Written by Hilary Barnes
Those in France who like to guess what France’s deeply unpopular President Francois Hollande will do next, and claim to have some knowledge of what people within the orbit of the president are talking about, say that he may choose to dissolve the National Assembly and call a new election.
So far this is unsubstantiated gossip, picked up in a small item in the press that happened to catch my eye, but there are at least two good reasons why the president might be considering this option.
The first is that an election to the National Assembly at any time within the next year or so would almost certainly see the present socialist government of Prime Minister Jean Pierre Ayrault voted out of office.
The president would then have no choice but to call on a leading figure from another party to form a government, which would exist in cohabitation with a president not of the same political persuasion, a situation that has arisen several times before in the history of the Fifth Republic.
The president, however, is not left without anything to do. The constitution makes him responsible at all times for foreign policy and defence.
The president’s choice would almost certainly fall on a person from either the main opposition party, the conservative UMP, the party which brought the former president Nicolas Sarkozy to power in 2007, or from one of the small centre parties that usually co-operate with the UMP.
Deliberately to annihilate a government of the president’s own party might seem an odd thing to do, but there is a rational for it.
Hollande’s calculation in doing this would be that the new government would soon prove that it could not make a better job of running France than Prime Minister Ayrault’s quarrelsome crowd, and this would give Hollande his best chance of fighting the 2017 presidential election with a chance of winning a second term, perhaps even with a socialist majority at his command once more.
We all have our dreams.
The second point is based on something more substantial than gossip, namely signs of crumbling of support for Hollande’s government in the National Assembly, as Gerard Grunberg, political scientist at Science Po in Paris, has pointed out in an article at the Telos website, which is generally sympathetic to France’s Socialist Party.
The majority includes includes the Socialist Party itself, with 276 out of 545 seats, who can count on the support of the 16 Ecolos (Greens), while the support of the 15 members grouped together in the “Front de gauche”, whose support is more theoretical than reliable. The Ecologists hold two of the 38 ministerial portfolios in the present government.
Some senior members of the Ecologists, including Vincent Placé, who is an Ecologists member of the indirectly-elected Senate (the less important of the two parts of the legislature), are clearly in favour of dropping Ecologist participation in the government and the commitment to support for the government in the National Assembly votes, on the grounds that the government is not doing enough to implement policies dear to the hearts of the Ecologists. The Ecologist ministers, however, have not so far shown themselves willing to drop the comforts and privileges of government office.
The Front de gauche are equally disillusioned with the present government, which is not as radical as they would like it to be. They are being strongly encouraged go into outright opposition by Jean Luc Melenchon, the far-leftist candidate who won 11 % of the vote in the first round of the 2012 presidential election.

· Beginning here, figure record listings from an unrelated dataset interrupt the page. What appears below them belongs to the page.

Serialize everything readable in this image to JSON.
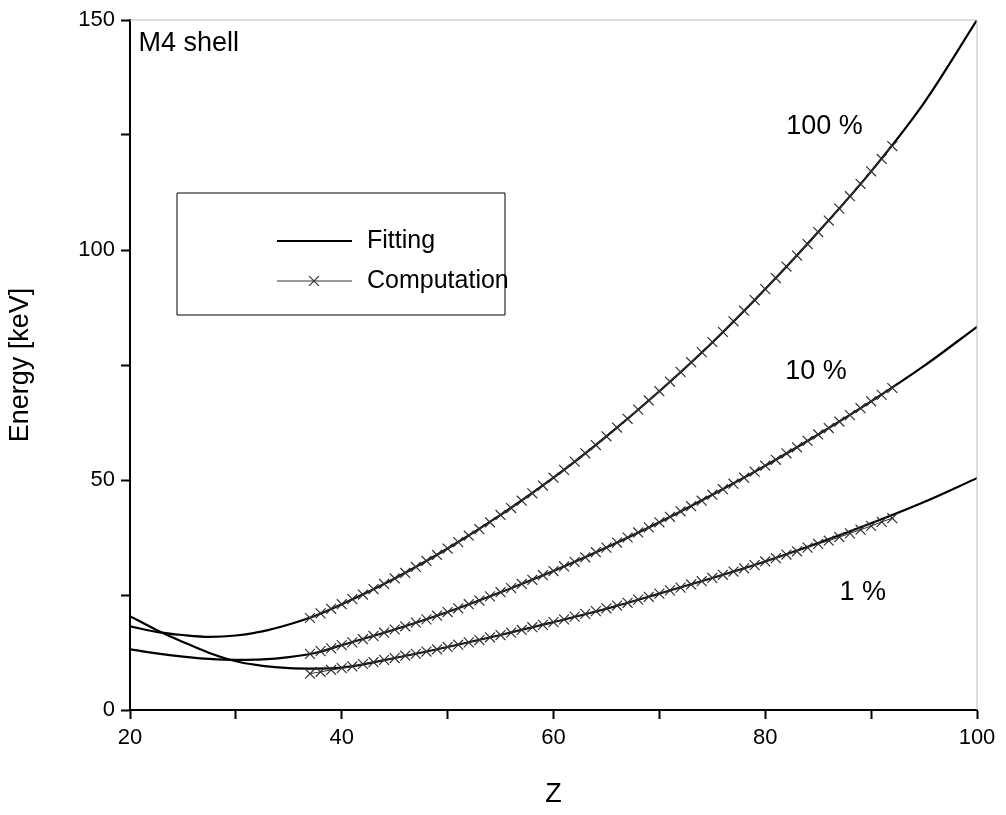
{
  "chart_data": {
    "type": "line",
    "xlabel": "Z",
    "ylabel": "Energy [keV]",
    "xlim": [
      20,
      100
    ],
    "xticks": [
      20,
      {
        "value": 30,
        "label": null
      },
      40,
      {
        "value": 50,
        "label": null
      },
      60,
      {
        "value": 70,
        "label": null
      },
      80,
      {
        "value": 90,
        "label": null
      },
      100
    ],
    "ylim": [
      0,
      150
    ],
    "yticks": [
      0,
      {
        "value": 25,
        "label": null
      },
      50,
      {
        "value": 75,
        "label": null
      },
      100,
      {
        "value": 125,
        "label": null
      },
      150
    ],
    "grid": false,
    "legend": "top left",
    "annotations": [
      "M4 shell",
      "100 %",
      "10 %",
      "1 %"
    ],
    "series": [
      {
        "name": "Fitting",
        "color": "#000000",
        "marker": "none",
        "line_style": "solid",
        "x": [
          20,
          22.5,
          25,
          27.5,
          30,
          32.5,
          35,
          37.5,
          40,
          45,
          50,
          55,
          60,
          65,
          70,
          75,
          80,
          85,
          90,
          95,
          100
        ],
        "values": [
          20.4,
          17.4,
          14.8,
          12.4,
          10.6,
          9.6,
          9.1,
          9.0,
          9.2,
          11.3,
          13.7,
          16.3,
          19.1,
          22.0,
          25.3,
          28.7,
          32.3,
          36.3,
          40.6,
          45.2,
          50.4
        ]
      },
      {
        "color": "#000000",
        "marker": "none",
        "line_style": "solid",
        "x": [
          20,
          22.5,
          25,
          27.5,
          30,
          32.5,
          35,
          37.5,
          40,
          45,
          50,
          55,
          60,
          65,
          70,
          75,
          80,
          85,
          90,
          95,
          100
        ],
        "values": [
          13.2,
          12.3,
          11.6,
          11.1,
          10.9,
          11.0,
          11.5,
          12.4,
          14.1,
          17.5,
          21.3,
          25.6,
          30.2,
          35.3,
          40.8,
          46.8,
          53.1,
          59.9,
          67.1,
          74.8,
          83.3
        ]
      },
      {
        "color": "#000000",
        "marker": "none",
        "line_style": "solid",
        "x": [
          20,
          22.5,
          25,
          27.5,
          30,
          32.5,
          35,
          37.5,
          40,
          45,
          50,
          55,
          60,
          65,
          70,
          75,
          80,
          85,
          90,
          95,
          100
        ],
        "values": [
          18.2,
          17.0,
          16.3,
          15.9,
          16.2,
          17.1,
          18.6,
          20.5,
          23.0,
          28.6,
          35.1,
          42.4,
          50.5,
          59.5,
          69.3,
          79.9,
          91.5,
          103.9,
          117.1,
          132.0,
          150
        ]
      },
      {
        "name": "Computation",
        "color": "#303030",
        "marker": "cross",
        "line_style": "solid",
        "x": [
          37,
          38,
          39,
          40,
          41,
          42,
          43,
          44,
          45,
          46,
          47,
          48,
          49,
          50,
          51,
          52,
          53,
          54,
          55,
          56,
          57,
          58,
          59,
          60,
          61,
          62,
          63,
          64,
          65,
          66,
          67,
          68,
          69,
          70,
          71,
          72,
          73,
          74,
          75,
          76,
          77,
          78,
          79,
          80,
          81,
          82,
          83,
          84,
          85,
          86,
          87,
          88,
          89,
          90,
          91,
          92
        ],
        "values": [
          7.9,
          8.3,
          8.7,
          9.1,
          9.5,
          10.0,
          10.4,
          10.9,
          11.3,
          11.8,
          12.2,
          12.7,
          13.2,
          13.7,
          14.2,
          14.7,
          15.2,
          15.8,
          16.3,
          16.8,
          17.4,
          18.0,
          18.5,
          19.1,
          19.7,
          20.3,
          20.9,
          21.5,
          22.1,
          22.7,
          23.3,
          24.0,
          24.6,
          25.3,
          26.0,
          26.6,
          27.3,
          28.0,
          28.7,
          29.4,
          30.1,
          30.8,
          31.5,
          32.3,
          33.0,
          33.8,
          34.5,
          35.3,
          36.1,
          36.8,
          37.6,
          38.4,
          39.2,
          40.0,
          40.9,
          41.7
        ]
      },
      {
        "color": "#303030",
        "marker": "cross",
        "line_style": "solid",
        "x": [
          37,
          38,
          39,
          40,
          41,
          42,
          43,
          44,
          45,
          46,
          47,
          48,
          49,
          50,
          51,
          52,
          53,
          54,
          55,
          56,
          57,
          58,
          59,
          60,
          61,
          62,
          63,
          64,
          65,
          66,
          67,
          68,
          69,
          70,
          71,
          72,
          73,
          74,
          75,
          76,
          77,
          78,
          79,
          80,
          81,
          82,
          83,
          84,
          85,
          86,
          87,
          88,
          89,
          90,
          91,
          92
        ],
        "values": [
          12.2,
          12.8,
          13.4,
          14.1,
          14.7,
          15.4,
          16.1,
          16.8,
          17.5,
          18.2,
          19.0,
          19.7,
          20.5,
          21.3,
          22.1,
          23.0,
          23.8,
          24.7,
          25.6,
          26.5,
          27.4,
          28.3,
          29.3,
          30.2,
          31.2,
          32.2,
          33.2,
          34.3,
          35.3,
          36.4,
          37.5,
          38.6,
          39.7,
          40.8,
          42.0,
          43.2,
          44.3,
          45.5,
          46.8,
          48.0,
          49.2,
          50.5,
          51.8,
          53.1,
          54.4,
          55.8,
          57.1,
          58.5,
          59.9,
          61.3,
          62.7,
          64.1,
          65.6,
          67.1,
          68.5,
          70.0
        ]
      },
      {
        "color": "#303030",
        "marker": "cross",
        "line_style": "solid",
        "x": [
          37,
          38,
          39,
          40,
          41,
          42,
          43,
          44,
          45,
          46,
          47,
          48,
          49,
          50,
          51,
          52,
          53,
          54,
          55,
          56,
          57,
          58,
          59,
          60,
          61,
          62,
          63,
          64,
          65,
          66,
          67,
          68,
          69,
          70,
          71,
          72,
          73,
          74,
          75,
          76,
          77,
          78,
          79,
          80,
          81,
          82,
          83,
          84,
          85,
          86,
          87,
          88,
          89,
          90,
          91,
          92
        ],
        "values": [
          20.0,
          21.0,
          22.0,
          23.0,
          24.1,
          25.1,
          26.3,
          27.4,
          28.6,
          29.8,
          31.1,
          32.4,
          33.7,
          35.1,
          36.5,
          37.9,
          39.3,
          40.8,
          42.4,
          43.9,
          45.5,
          47.1,
          48.8,
          50.5,
          52.2,
          54.0,
          55.8,
          57.6,
          59.5,
          61.4,
          63.3,
          65.3,
          67.3,
          69.3,
          71.4,
          73.5,
          75.6,
          77.8,
          80.0,
          82.2,
          84.5,
          86.8,
          89.1,
          91.5,
          93.9,
          96.4,
          98.8,
          101.3,
          103.9,
          106.4,
          109.0,
          111.7,
          114.4,
          117.1,
          119.8,
          122.6
        ]
      }
    ]
  }
}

Admittedly, there is some way to go before the support of the Ecologists and the Front de gauche disintegrates completely, but the situation is bad enough to mean, says Grunberg, that the political left-wing alliance behind the government has in fact ceased to exist : The Socialist Party is on its own.
This might not matter if the Socialist Party in the National Assembly was a well disciplined force that could always be counted on to back the president and the prime minister, but this is not necessarily the case.
There is a substantial minority of the Socialist Party members who are far from happy with the government ‘s policies, especially, but not only, its economic policy and measures to cut the budget deficit and bring the national debt under control, which are accompanied by almost no growth in GDP and rising unemployment.
The fact that this austerity policy must be implemented under the treaty-based terms of France’s participation in the European Monetary Union – the Euro zone – only aggravates the leftists , who feel that France is in the humiliating position of being told what to do, and to the wrong thing, by the dominant member of the Euro zone, Germany.
Grunberg argues that in a situation in which support for the government by the Ecologists and the far-left members of the assembly is disintegrating, the left-wingers in the Socialist Party must decide whether they feel themselves to be closer to the or the Socialist Party. Which way they will jump he does not say.
But from the government’s point of view, this is nevertheless a thoroughly unsatisfactory situation, as it puts the Socialist Party’s leftists in a position in which it will be continuously tempted to make the party and the government hostage to its extremist wing, steadily undermining the authority of the party leaders, says Grunberg.
In short, Hollande may find that as his majority in the National Assembly melts away, or he merely fears that it might, to play the dissolution card may seem like a smart thing to do (but, for the record, this is not a possibility mentioned by Gerard Grunberg).